木組みを支える接合部
1. 貫と楔(くさび)と土壁
貫は通直なスギを用い15〜30mm厚で幅90mm程度の長い材で、貫通したの両脇のカミシロ(貫穴の余堀り部分のすき間)に、 楔を両方から叩き込みます。風圧や地震で柱が曲がろうとするときに、一本の柱に数段差し込まれた貫の各接点では、 楔の接合面が貫にめり込みながら柱の力を貫に伝えます。木材には繊維と直角方向から力が加わったときに復元する能力を表す、 許容めり込み応力度という数値が材に応じて確認されています。貫は木の「めり込みと復元」という特性を生かして、 柱を貫通して柱同士をつなぐことで軸組みに粘り強さを持たせる役割をもっています。そして、柱間に竹や木で小舞を掻いて土壁を塗ることで、 建物全体の揺れを抑える耐力壁としての機能はさらに向上します。荒壁下地に用いる竹小舞の割り竹は、木に比べて伸縮性が非常に小さいので、 水を含む荒壁が付いても下地に求められる寸法安定性が高く、材料も北国以外ではどこでも手に入るものです。

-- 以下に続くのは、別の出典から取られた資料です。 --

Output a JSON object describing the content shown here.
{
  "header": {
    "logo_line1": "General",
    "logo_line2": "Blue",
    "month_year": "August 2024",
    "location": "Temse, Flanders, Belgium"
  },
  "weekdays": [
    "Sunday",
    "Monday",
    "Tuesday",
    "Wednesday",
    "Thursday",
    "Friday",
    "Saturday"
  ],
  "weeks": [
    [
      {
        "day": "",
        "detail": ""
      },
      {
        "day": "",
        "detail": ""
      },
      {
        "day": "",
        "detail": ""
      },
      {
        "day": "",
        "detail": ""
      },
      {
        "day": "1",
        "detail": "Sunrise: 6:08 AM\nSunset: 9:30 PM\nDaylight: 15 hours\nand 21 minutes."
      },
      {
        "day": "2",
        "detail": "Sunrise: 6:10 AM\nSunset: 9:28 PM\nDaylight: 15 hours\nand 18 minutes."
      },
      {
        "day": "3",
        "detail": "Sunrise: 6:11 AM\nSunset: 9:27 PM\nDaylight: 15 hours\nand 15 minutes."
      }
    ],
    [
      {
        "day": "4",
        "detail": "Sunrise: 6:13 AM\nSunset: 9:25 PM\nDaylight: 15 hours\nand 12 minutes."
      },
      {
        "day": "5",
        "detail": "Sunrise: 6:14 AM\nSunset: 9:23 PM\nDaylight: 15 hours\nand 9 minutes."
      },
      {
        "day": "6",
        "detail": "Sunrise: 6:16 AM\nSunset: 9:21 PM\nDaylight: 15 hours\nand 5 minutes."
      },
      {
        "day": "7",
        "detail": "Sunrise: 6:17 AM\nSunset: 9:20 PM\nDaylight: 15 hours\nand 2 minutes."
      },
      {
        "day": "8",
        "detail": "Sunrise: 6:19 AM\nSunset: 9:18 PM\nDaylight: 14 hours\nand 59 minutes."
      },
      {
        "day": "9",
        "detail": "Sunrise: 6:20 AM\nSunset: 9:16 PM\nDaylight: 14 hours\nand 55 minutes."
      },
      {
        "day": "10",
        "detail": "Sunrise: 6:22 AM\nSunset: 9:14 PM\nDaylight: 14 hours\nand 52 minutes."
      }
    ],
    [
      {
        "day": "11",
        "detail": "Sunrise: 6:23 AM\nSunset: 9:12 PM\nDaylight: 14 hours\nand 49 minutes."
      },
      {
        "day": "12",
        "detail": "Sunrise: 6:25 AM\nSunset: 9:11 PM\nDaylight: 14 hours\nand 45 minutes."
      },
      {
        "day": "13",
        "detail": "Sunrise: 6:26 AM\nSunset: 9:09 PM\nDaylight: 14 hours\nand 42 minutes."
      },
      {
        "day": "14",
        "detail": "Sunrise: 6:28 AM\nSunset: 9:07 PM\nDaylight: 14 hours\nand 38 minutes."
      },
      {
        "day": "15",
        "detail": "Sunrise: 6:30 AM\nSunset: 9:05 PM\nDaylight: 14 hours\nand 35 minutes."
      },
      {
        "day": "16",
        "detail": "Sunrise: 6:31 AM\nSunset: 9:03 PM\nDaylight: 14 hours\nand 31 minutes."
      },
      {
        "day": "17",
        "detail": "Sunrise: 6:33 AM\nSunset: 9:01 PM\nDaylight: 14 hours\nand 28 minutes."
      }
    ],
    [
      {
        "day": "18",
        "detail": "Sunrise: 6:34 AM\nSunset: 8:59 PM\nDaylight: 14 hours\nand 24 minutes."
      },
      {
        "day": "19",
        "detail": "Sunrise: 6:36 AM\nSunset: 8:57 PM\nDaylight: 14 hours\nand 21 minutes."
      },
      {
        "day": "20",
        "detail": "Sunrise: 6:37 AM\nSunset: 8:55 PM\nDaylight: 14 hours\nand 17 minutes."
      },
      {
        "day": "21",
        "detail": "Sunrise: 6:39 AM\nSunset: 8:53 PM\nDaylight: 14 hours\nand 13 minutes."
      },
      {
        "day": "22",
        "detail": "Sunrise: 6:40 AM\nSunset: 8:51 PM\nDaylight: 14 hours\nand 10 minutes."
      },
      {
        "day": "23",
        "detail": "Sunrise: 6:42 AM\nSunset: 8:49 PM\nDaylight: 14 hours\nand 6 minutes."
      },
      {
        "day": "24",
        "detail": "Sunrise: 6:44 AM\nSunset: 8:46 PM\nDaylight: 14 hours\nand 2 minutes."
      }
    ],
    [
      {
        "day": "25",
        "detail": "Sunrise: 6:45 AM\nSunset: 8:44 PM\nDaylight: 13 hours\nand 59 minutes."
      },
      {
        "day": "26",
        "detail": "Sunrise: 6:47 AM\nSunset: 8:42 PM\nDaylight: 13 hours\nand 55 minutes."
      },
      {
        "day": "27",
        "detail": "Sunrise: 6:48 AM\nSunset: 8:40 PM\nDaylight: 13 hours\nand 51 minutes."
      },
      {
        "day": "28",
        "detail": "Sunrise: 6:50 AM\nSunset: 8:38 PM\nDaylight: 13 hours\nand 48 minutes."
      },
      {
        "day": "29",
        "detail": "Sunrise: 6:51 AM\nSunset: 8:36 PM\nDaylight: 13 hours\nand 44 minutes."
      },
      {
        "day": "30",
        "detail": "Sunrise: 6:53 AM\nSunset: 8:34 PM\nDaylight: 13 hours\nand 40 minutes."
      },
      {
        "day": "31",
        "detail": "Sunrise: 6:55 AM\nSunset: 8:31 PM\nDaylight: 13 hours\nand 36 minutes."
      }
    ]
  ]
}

荒壁は粘土とわらスサに水を加えてこねたものですが、粘土の粒子間にすきまがあることで木と同様に、加力されると縮み、 力を抜くと元に戻る可能性をもっています。塗り厚に応じて耐力壁としての性能は上がりますが、 一方で巨大地震の際には塗り厚の薄い貫部分から亀裂が入り次第に土壁が剥落することで、軸組み全体の負担を少なくする効果があります。 環境負荷の少なさと耐震効果においても土壁と貫、楔が果たす役割は大きいものがあります。
2. 仕口と継ぎ手
木造建築は木を構造材料として組み上げるため部材同士を合わせる技術が発達してきました。二つの材をある角度で接合するのを仕口、 材を長手方向に継いでいくのを継ぎ手といいます。法隆寺が修理を繰り返し1000年以上持つのも、古民家の移築が日本中で可能なのも、 そして木目、木味を活かした造作、建具、家具などができるのも、仕口、継ぎ手の技術が途切れず伝えられてきたからです。 土台、柱、梁を伸ばす継ぎ手は場所や見せ方、仕事の程度により最適な方法がとられます。多種多様な接続方法は、 組み立てるだけで完結するもの、組み立てたあとに楔や栓、シャチなどの補助部材で打ち締めたり、荷重を加えたりするものとに分けられます。 無垢の木(合在や集成材のように加工合成されず製材されたままの単一材質な材料)には裏表、元末があり、多少の割れや曲がりもあり、 木ごとに合わせて各個所に振り分け、加工されていきます。数百という単位の部材がひとつの建物に組み合わせられる過程は、 不思議なものですが、すべて部材に番付けと上下が決められているので所定の場所に計画どおりに配置されて組み立てることができます。
木組みの文化
試行錯誤の結果として現在に伝わる接合部には、建て方後の木材の動きに対して、材同士が互いに拘束しあうように変形を予想した工夫があります。 また、地震や台風のように繰り返し受ける荷重に対して、めり込みと復元とゆう木の特性をいかし、さらに部材の部分補修と交換を前提としてきた材の使い方も、 価値を失いたくないばかりか今後も継続していきたい技術です。

再生可能な唯一の資源である木材を有効にこれからも生かしていくために、木構造の要となる接合部の強さの仕組みについて、 さまざまな方面で実験や計測がはじまっています。